AMD’s AI plan shifts from beating Intel to being Nvidia’s alternative
SiliconANGLE’s Dave Vellante says AMD’s AI strategy depends on platforms, acquisitions and software, not a repeat of its x86 fight with Intel.
By Colin Brandt · Enterprise Reporter
· 3 min read
AMD is trying to reposition itself for the AI infrastructure market as the most credible alternative to Nvidia, according to a new analysis by SiliconANGLE’s Dave Vellante. The argument matters because AMD’s prior comeback came from CPUs and Intel’s execution problems, while the AI systems market is being shaped by full-stack platforms, not stand-alone chips.
Vellante’s thesis is that AMD’s next phase will be built around EPYC server CPUs, Instinct accelerators, ROCm software, rack-scale systems such as Helios and a more open ecosystem. He does not argue that AMD is likely to unseat Nvidia, which he says should remain the leading AI infrastructure supplier for the foreseeable future.
That is a more sober benchmark than much of the AI hardware positioning in the market. AMD’s opportunity, in this reading, is to become the second platform large buyers can use to reduce supplier concentration, improve availability and put pressure on economics. The analysis did not cite new AMD revenue guidance or a specific AI revenue target.

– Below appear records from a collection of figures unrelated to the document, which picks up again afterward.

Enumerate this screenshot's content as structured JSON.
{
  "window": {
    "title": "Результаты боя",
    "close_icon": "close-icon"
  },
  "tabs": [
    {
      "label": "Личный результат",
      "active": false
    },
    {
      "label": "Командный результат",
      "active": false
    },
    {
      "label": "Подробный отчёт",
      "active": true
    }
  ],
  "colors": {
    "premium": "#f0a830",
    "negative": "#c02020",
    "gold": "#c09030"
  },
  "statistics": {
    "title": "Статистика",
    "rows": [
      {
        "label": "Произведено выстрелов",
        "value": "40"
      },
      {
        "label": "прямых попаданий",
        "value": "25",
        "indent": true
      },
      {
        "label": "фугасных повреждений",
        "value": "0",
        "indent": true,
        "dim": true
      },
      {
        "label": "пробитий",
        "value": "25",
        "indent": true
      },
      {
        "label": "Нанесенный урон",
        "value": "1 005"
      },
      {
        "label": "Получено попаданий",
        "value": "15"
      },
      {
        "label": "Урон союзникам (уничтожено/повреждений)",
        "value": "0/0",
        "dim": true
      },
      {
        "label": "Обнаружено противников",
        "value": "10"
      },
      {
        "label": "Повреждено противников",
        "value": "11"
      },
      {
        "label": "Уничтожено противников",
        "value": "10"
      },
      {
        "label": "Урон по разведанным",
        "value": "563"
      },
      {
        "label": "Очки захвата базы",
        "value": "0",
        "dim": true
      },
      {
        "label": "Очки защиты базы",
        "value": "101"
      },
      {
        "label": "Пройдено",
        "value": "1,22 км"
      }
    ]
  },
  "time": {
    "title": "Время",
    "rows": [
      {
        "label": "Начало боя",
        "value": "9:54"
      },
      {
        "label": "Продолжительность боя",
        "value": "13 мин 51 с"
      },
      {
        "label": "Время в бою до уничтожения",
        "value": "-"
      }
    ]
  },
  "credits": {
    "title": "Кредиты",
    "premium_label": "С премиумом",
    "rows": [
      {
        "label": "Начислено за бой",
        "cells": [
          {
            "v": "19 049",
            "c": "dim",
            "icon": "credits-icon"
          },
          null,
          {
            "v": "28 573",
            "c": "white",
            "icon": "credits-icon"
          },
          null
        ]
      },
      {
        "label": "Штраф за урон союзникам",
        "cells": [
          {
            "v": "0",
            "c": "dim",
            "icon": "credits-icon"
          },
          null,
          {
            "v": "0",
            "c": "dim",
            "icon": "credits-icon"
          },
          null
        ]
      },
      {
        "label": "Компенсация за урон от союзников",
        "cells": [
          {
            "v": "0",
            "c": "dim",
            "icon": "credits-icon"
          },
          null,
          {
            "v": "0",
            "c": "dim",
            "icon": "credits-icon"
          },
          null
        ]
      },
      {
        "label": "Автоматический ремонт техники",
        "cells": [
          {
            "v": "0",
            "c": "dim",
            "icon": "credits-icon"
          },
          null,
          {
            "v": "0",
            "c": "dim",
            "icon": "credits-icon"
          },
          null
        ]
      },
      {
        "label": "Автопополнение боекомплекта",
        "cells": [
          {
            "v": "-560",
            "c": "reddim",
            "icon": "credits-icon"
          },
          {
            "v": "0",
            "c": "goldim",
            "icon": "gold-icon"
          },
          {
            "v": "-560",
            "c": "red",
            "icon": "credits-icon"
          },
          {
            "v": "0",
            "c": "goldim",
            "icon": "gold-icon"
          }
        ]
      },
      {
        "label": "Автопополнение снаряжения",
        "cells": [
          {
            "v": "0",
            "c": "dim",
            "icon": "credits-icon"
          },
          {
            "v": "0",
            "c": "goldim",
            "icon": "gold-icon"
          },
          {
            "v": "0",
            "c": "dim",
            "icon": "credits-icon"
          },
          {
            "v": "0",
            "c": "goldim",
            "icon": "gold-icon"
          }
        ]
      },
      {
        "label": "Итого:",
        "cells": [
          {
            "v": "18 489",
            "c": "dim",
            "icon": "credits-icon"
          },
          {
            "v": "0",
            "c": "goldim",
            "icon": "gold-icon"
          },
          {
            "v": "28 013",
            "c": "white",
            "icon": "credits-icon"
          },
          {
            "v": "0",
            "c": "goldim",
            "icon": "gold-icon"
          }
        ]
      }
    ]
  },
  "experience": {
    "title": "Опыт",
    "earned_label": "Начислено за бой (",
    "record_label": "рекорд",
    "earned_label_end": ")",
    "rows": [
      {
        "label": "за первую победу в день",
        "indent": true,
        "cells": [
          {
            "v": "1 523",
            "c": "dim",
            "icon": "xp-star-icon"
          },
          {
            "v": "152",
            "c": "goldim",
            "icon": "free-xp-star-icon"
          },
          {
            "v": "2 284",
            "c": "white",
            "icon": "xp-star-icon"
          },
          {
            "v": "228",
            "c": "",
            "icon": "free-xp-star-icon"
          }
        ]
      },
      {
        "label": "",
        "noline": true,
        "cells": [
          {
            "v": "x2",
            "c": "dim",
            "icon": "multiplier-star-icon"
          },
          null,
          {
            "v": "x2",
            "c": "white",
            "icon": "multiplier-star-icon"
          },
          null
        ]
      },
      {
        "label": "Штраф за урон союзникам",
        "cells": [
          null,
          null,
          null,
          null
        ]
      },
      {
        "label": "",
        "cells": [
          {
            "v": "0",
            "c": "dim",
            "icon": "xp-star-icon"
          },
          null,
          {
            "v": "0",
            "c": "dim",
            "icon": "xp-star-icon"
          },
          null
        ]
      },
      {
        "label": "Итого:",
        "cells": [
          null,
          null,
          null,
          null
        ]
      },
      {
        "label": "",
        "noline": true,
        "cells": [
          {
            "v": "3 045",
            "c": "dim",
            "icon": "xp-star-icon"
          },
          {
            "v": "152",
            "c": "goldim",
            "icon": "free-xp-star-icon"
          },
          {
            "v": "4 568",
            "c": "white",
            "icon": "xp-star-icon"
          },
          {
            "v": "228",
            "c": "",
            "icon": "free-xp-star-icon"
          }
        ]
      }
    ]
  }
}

From x86 recovery to AI platform building
AMD’s first reinvention followed several structural moves. The company spun out GlobalFoundries in 2009, shifting away from owning fabs and toward a design-led model that could use Taiwan Semiconductor Manufacturing Co.’s manufacturing scale. It then rebuilt its CPU roadmap around Zen, with Jim Keller returning to help shape the architecture and Mike Clark leading CPU microarchitecture work, according to Vellante.
Lisa Su, who became AMD’s chief executive in 2014 at age 44, turned that technical reset into a product cadence across Ryzen in PCs and EPYC in the data center. SiliconANGLE credits that consistency with restoring confidence among customers, partners and investors.
The result was share recovery against Intel. Vellante says AMD now has roughly 55% revenue share in the x86 data center market. He also frames Intel’s weakness as a timing problem: x86 unit volumes peaked around 365 million circa 2011, while Arm-based volumes grew into the billions, giving TSMC cost advantages as Arm became the high-volume architecture.
That backdrop is different from AI infrastructure. Nvidia’s advantage is not limited to GPUs, according to the analysis. It includes CUDA, developer adoption, networking assets from Mellanox, NVLink, Spectrum-X, rack-scale system work and nearly two decades of ecosystem development.
Buying missing pieces
AMD’s response has included acquisitions aimed at gaps in an AI platform strategy. Vellante points to Xilinx, which brought FPGA and adaptive computing assets, as the largest part of what Su described at an investor day as $60 billion in acquisitions. About $49 billion of that total was Xilinx. Pensando added data processing units and networking expertise, while ZT Systems gives AMD rack-scale integration capability.
The analysis presents those deals as attempts to shorten the time needed to assemble a deployable AI stack. AMD still has to prove that EPYC, Instinct, ROCm, networking and rack systems can work as a coherent platform, rather than as strong parts sold into systems controlled by others.
Helios is described as a key integration test. If AMD can make the rack-level system, software and silicon story credible for hyperscalers and other large infrastructure buyers, it could claim a durable role in AI deployments. If not, the company risks remaining a component supplier in a market where Nvidia has set the terms around complete systems.
Intel also remains part of the context. Vellante notes Intel’s work under Chief Executive Lip-Bu Tan and its $5 billion Nvidia investment, including a planned dual-chip architecture for AI data centers. That gives AMD pressure from both sides: Nvidia at the platform layer and Intel as a recovering x86 competitor with a new AI-linked partner.
This story draws on original reporting from SiliconANGLE.